Rea, singer of an ancient modernity

by time news

twelve o’clock, September 8, 2021 – 2:44 pm

Collected journalistic texts and reports

from Angelo Petrella

Instinctual but highly cultured writer, disordered yet meticulous to the point of stubbornness, Domenico Rea was one of the greatest Italian storytellers of the late twentieth century.


Compared to other southern intellectuals, he was able to participate in human suffering in a pre-ideological, immediate and emotional way. Less inclined to plunge into the battle between poetics and stylistic elements, Rea becomes a cantor of the plebs, looking more at the great models of the seventeenth-century fairy tale and fourteenth-century short stories, than at the new realistic and late-modernist forms. Yet, precisely for this reason, his short stories and novels know how to look at the present with less pretense and with a renewed polemical charge, common only to the greatest examples of his generation.

In the hypothetical southern line that starts from Francesco Jovine and Carlo Levi, passing through Ignazio Silone and reaching friends – and associates, and rivals – Luigi Compagnone and Annamaria Ortese, the writer from Nocera occupies a very special place. In the lost universe of Nofi, the mythical land of childhood and at the same time a symbol of an almost universal, inexhaustible, irredeemable provincialism, Rea inserts his examination of the human condition, starting from the misery of the urban and peasant underclass, without neglecting the sad rituals of southern bourgeoisie, wacky and grabbing, perennially greedy for the only useful resource to place itself above the law: money. (…) Rea gradually and perhaps unconsciously sets himself the goal of overcoming the pessimism of reality in order to guarantee that reality a higher meaning, a redemption, a palingenesis that is always secular and never satisfied. But, instead of projecting it into the future, in some form of messianic expectation, the native writer of Nocera thinks of embedding it in tradition, relying on ancient yet never overcome forms of satire, tragedy, invective, abhorring folklore and yet plunging the roots of his imaginary up to the oral narration.

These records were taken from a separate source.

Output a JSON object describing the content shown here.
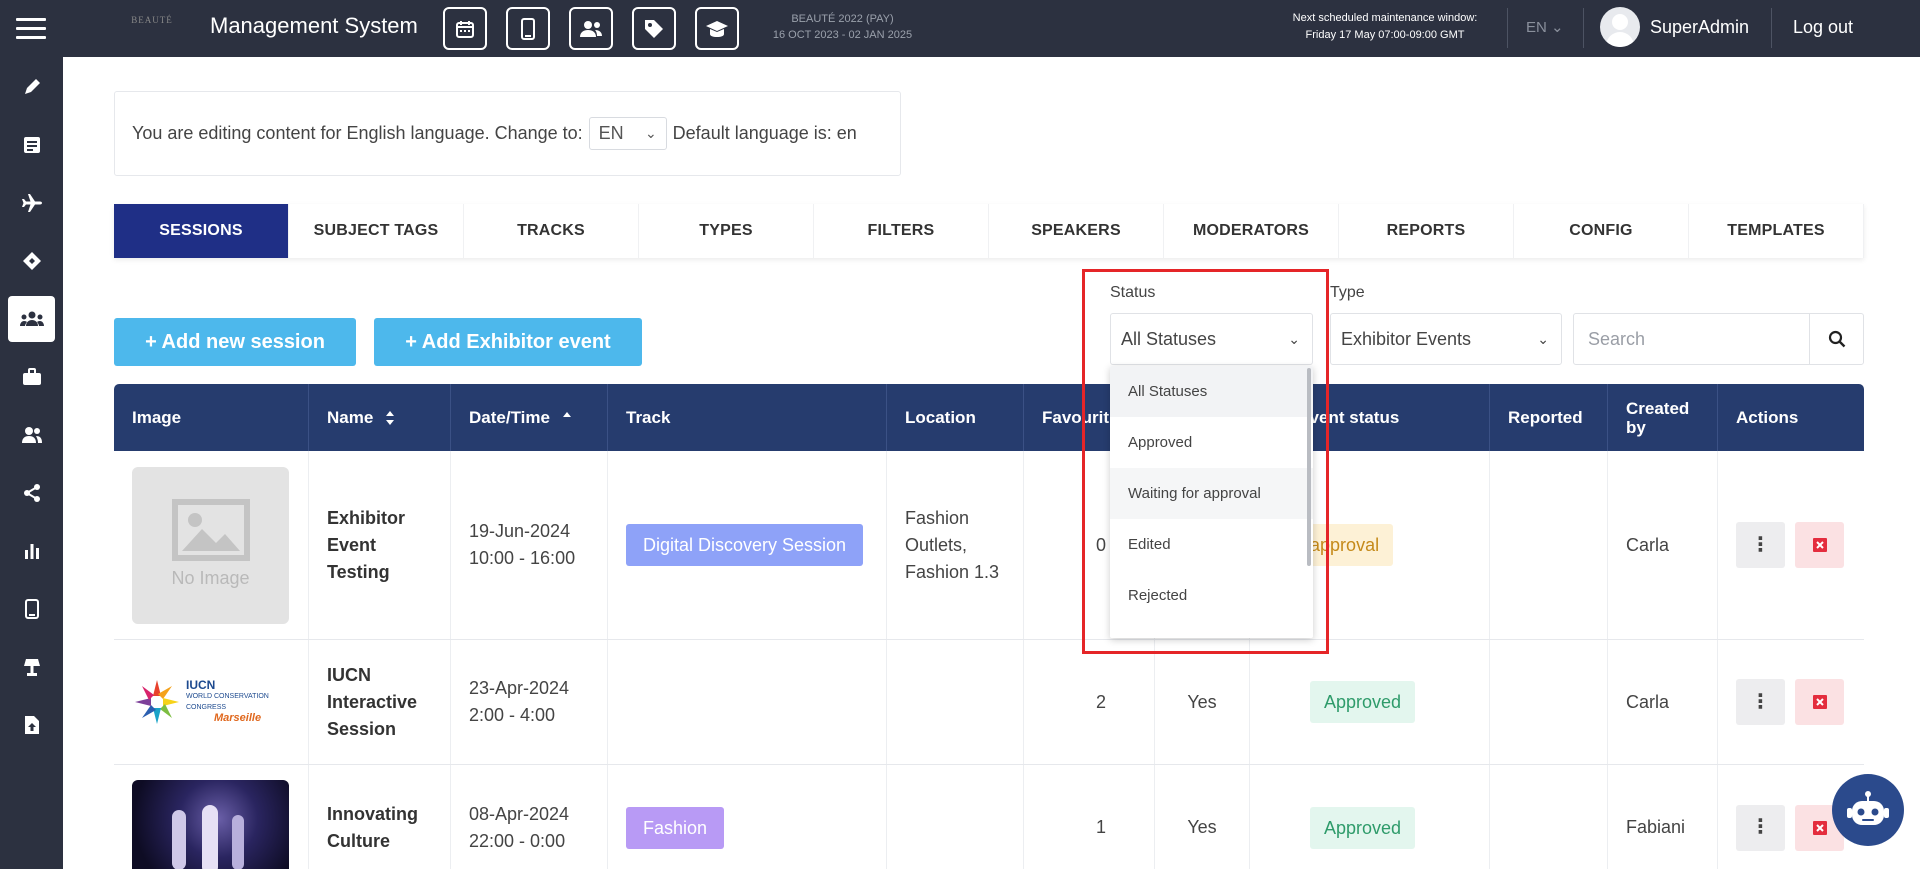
{
  "header": {
    "brand_logo": "BEAUTÉ",
    "title": "Management System",
    "event_name": "BEAUTÉ 2022 (PAY)",
    "event_dates": "16 OCT 2023 - 02 JAN 2025",
    "maintenance_line1": "Next scheduled maintenance window:",
    "maintenance_line2": "Friday 17 May 07:00-09:00 GMT",
    "language": "EN",
    "username": "SuperAdmin",
    "logout": "Log out",
    "icon_buttons": [
      "calendar-icon",
      "mobile-icon",
      "users-icon",
      "tag-icon",
      "graduation-cap-icon"
    ]
  },
  "sidebar": {
    "items": [
      "pencil-icon",
      "list-icon",
      "plane-icon",
      "ticket-icon",
      "users-group-icon",
      "briefcase-icon",
      "user-pair-icon",
      "share-icon",
      "bar-chart-icon",
      "mobile-icon",
      "lamp-icon",
      "upload-icon"
    ],
    "active_index": 4
  },
  "language_notice": {
    "prefix": "You are editing content for English language. Change to:",
    "selected": "EN",
    "suffix": "Default language is: en"
  },
  "tabs": [
    {
      "label": "SESSIONS",
      "active": true
    },
    {
      "label": "SUBJECT TAGS"
    },
    {
      "label": "TRACKS"
    },
    {
      "label": "TYPES"
    },
    {
      "label": "FILTERS"
    },
    {
      "label": "SPEAKERS"
    },
    {
      "label": "MODERATORS"
    },
    {
      "label": "REPORTS"
    },
    {
      "label": "CONFIG"
    },
    {
      "label": "TEMPLATES"
    }
  ],
  "actions": {
    "add_session": "+  Add new session",
    "add_exhibitor": "+  Add Exhibitor event"
  },
  "filters": {
    "status_label": "Status",
    "status_value": "All Statuses",
    "type_label": "Type",
    "type_value": "Exhibitor Events",
    "search_placeholder": "Search",
    "status_options": [
      "All Statuses",
      "Approved",
      "Waiting for approval",
      "Edited",
      "Rejected"
    ]
  },
  "table": {
    "headers": [
      "Image",
      "Name",
      "Date/Time",
      "Track",
      "Location",
      "Favourite",
      "",
      "Exhibitor event status",
      "Reported",
      "Created by",
      "Actions"
    ],
    "header_favourite_visible": "Favourit",
    "header_status_visible": "itor event status",
    "header_created_line1": "Created",
    "header_created_line2": "by",
    "no_image": "No Image",
    "rows": [
      {
        "name_lines": [
          "Exhibitor",
          "Event",
          "Testing"
        ],
        "date": "19-Jun-2024",
        "time": "10:00 - 16:00",
        "track": "Digital Discovery Session",
        "track_color": "#8ea2f8",
        "location_lines": [
          "Fashion",
          "Outlets,",
          "Fashion 1.3"
        ],
        "favourites": "0",
        "visible": "",
        "status": "Waiting for approval",
        "status_visible": "ting for approval",
        "reported": "",
        "created_by": "Carla"
      },
      {
        "name_lines": [
          "IUCN",
          "Interactive",
          "Session"
        ],
        "date": "23-Apr-2024",
        "time": "2:00 - 4:00",
        "track": "",
        "location_lines": [],
        "favourites": "2",
        "visible": "Yes",
        "status": "Approved",
        "reported": "",
        "created_by": "Carla",
        "logo_line1": "IUCN",
        "logo_line2": "WORLD CONSERVATION",
        "logo_line3": "CONGRESS",
        "logo_line4": "Marseille"
      },
      {
        "name_lines": [
          "Innovating",
          "Culture"
        ],
        "date": "08-Apr-2024",
        "time": "22:00 - 0:00",
        "track": "Fashion",
        "track_color": "#b89af5",
        "location_lines": [],
        "favourites": "1",
        "visible": "Yes",
        "status": "Approved",
        "reported": "",
        "created_by": "Fabiani"
      }
    ]
  },
  "colors": {
    "topbar": "#2c3140",
    "active_tab": "#1f2f86",
    "table_header": "#263c6e",
    "primary_button": "#4db8ec",
    "highlight": "#e52528"
  }
}
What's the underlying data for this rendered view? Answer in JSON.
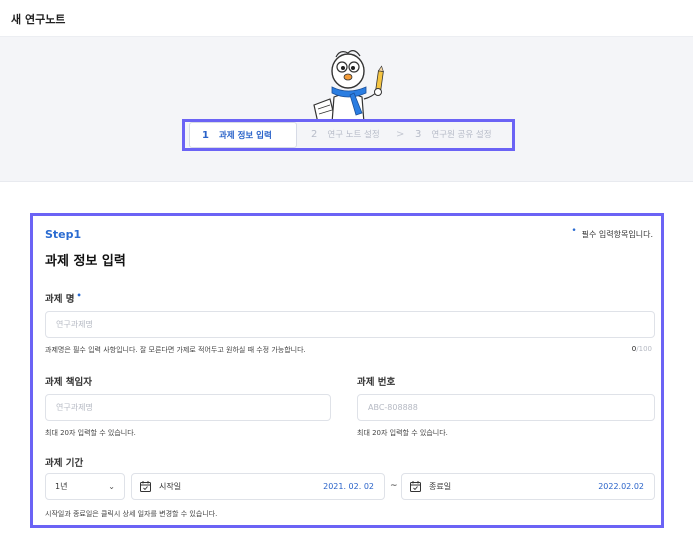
{
  "header": {
    "title": "새 연구노트"
  },
  "stepper": {
    "steps": [
      {
        "num": "1",
        "label": "과제 정보 입력"
      },
      {
        "num": "2",
        "label": "연구 노트 설정"
      },
      {
        "num": "3",
        "label": "연구원 공유 설정"
      }
    ],
    "separator": ">",
    "active_index": 1
  },
  "form": {
    "step_label": "Step1",
    "required_note": "필수 입력항목입니다.",
    "required_mark": "•",
    "title": "과제 정보 입력",
    "project_name": {
      "label": "과제 명",
      "required_mark": "•",
      "placeholder": "연구과제명",
      "value": "",
      "hint": "과제명은 필수 입력 사항입니다. 잘 모른다면 가제로 적어두고 원하실 때 수정 가능합니다.",
      "count": "0",
      "max": "/100"
    },
    "project_lead": {
      "label": "과제 책임자",
      "placeholder": "연구과제명",
      "value": "",
      "hint": "최대 20자 입력할 수 있습니다."
    },
    "project_number": {
      "label": "과제 번호",
      "placeholder": "ABC-808888",
      "value": "",
      "hint": "최대 20자 입력할 수 있습니다."
    },
    "project_period": {
      "label": "과제 기간",
      "duration": "1년",
      "start_label": "시작일",
      "start_value": "2021. 02. 02",
      "separator": "~",
      "end_label": "종료일",
      "end_value": "2022.02.02",
      "hint": "시작일과 종료일은 클릭시 상세 일자를 변경할 수 있습니다."
    }
  },
  "colors": {
    "accent": "#2a6bd1",
    "highlight_border": "#6b63f5"
  },
  "icons": {
    "calendar": "calendar-icon",
    "chevron": "chevron-down-icon",
    "mascot": "mascot-illustration"
  }
}
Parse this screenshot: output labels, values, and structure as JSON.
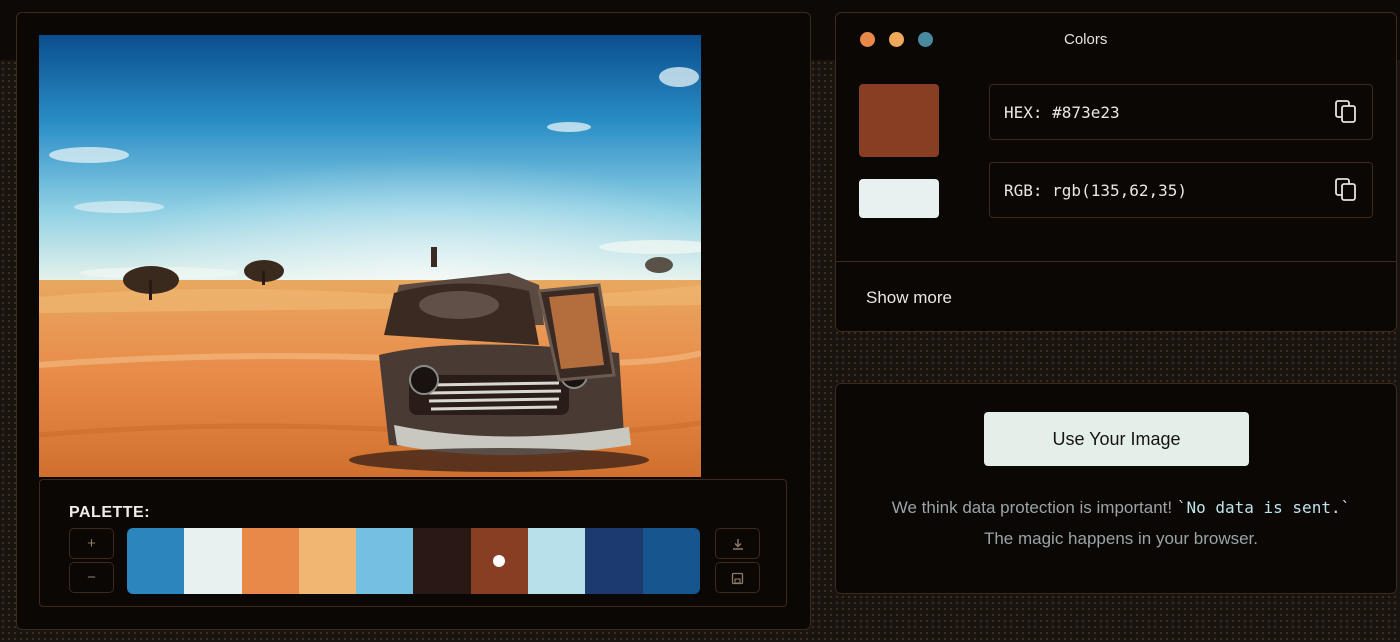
{
  "palette": {
    "label": "PALETTE:",
    "add_label": "+",
    "remove_label": "−",
    "download_icon": "download-icon",
    "save_icon": "save-icon",
    "swatches": [
      "#2a86bd",
      "#e8f1ef",
      "#e8894a",
      "#f0b672",
      "#74c0e2",
      "#2a1814",
      "#873e23",
      "#b8e0ea",
      "#1c3a6e",
      "#16558e"
    ],
    "selected_index": 6
  },
  "colors_panel": {
    "title": "Colors",
    "window_dots": [
      "#e8894a",
      "#f0a85a",
      "#4a8aa0"
    ],
    "main_color": "#873e23",
    "secondary_color": "#e8f1ef",
    "hex_text": "HEX: #873e23",
    "rgb_text": "RGB: rgb(135,62,35)",
    "show_more": "Show more"
  },
  "upload": {
    "button_label": "Use Your Image",
    "privacy_before": "We think data protection is important! ",
    "privacy_code": "`No data is sent.`",
    "privacy_after": " The magic happens in your browser."
  }
}
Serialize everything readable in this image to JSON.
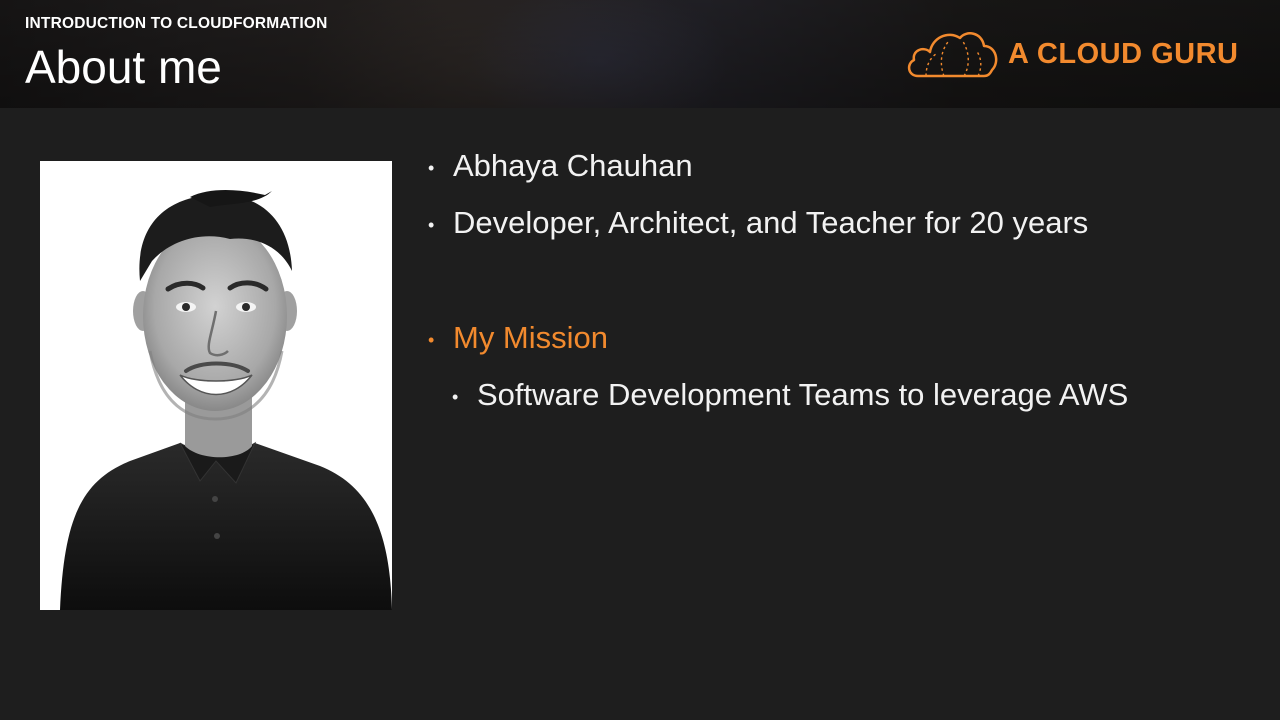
{
  "header": {
    "course_label": "INTRODUCTION TO CLOUDFORMATION",
    "title": "About me"
  },
  "brand": {
    "name": "A CLOUD GURU",
    "logo_icon": "cloud-logo-icon",
    "accent_color": "#f28a2e"
  },
  "photo": {
    "icon": "presenter-photo"
  },
  "bullets": [
    {
      "text": "Abhaya Chauhan",
      "level": 1
    },
    {
      "text": "Developer, Architect, and Teacher for 20 years",
      "level": 1
    },
    {
      "text": "My Mission",
      "level": 1,
      "color": "#f28a2e"
    },
    {
      "text": "Software Development Teams to leverage AWS",
      "level": 2
    }
  ],
  "bullet_glyph": "•"
}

Kaleidoscopic not only the vision and the stylistic code of Domenica Rea: kaleidoscopic life, we could say, paraphrasing another great of the twentieth century, Carlo Emilio Gadda. And yet, if the latter insisted on the deformation and the irrepressible linguistic explosion – the only way to access the irreducibility of life – Rea always remained faithful to an ideal, so to speak, Enlightenment, rational, even if never tamed. (…) Even in non-fiction and journalistic prose the author tried to probe the folds of reality, both phantasmic and concrete at the same time, without applying pre-established schemes that were not guided by perception, investigation and history. In the many portraits of Naples – the city of departure and arrival, the true protagonist of his stories – in the faces of the characters he met, in the unexplored places, in the glimpses returned beyond every stereotype, Rea was able to transform the reportage into real genealogy, offering interpretative keys that are still useful today to try to decipher that permanent enigma that the Neapolitan city. A large part of his immense production escaped publication in volume and remained scattered among magazines and periodicals. The collection published by the San Gennaro editions, My Naples, offers a dizzying immersion in a hypothetical walk of the singer of Nofi, which starting from the volcanic epicenter of the Rione Sanit extends to touch its boundaries, always uncertain and never comfortably defined. He does it in the manner of Rea, of course: letting himself be guided by suggestions, by the incumbency of reality, by the arrogance of History. And making the reader feel the hidden meaning of a modernity that is such only because it is reflected in tradition. A modernity, therefore, very ancient.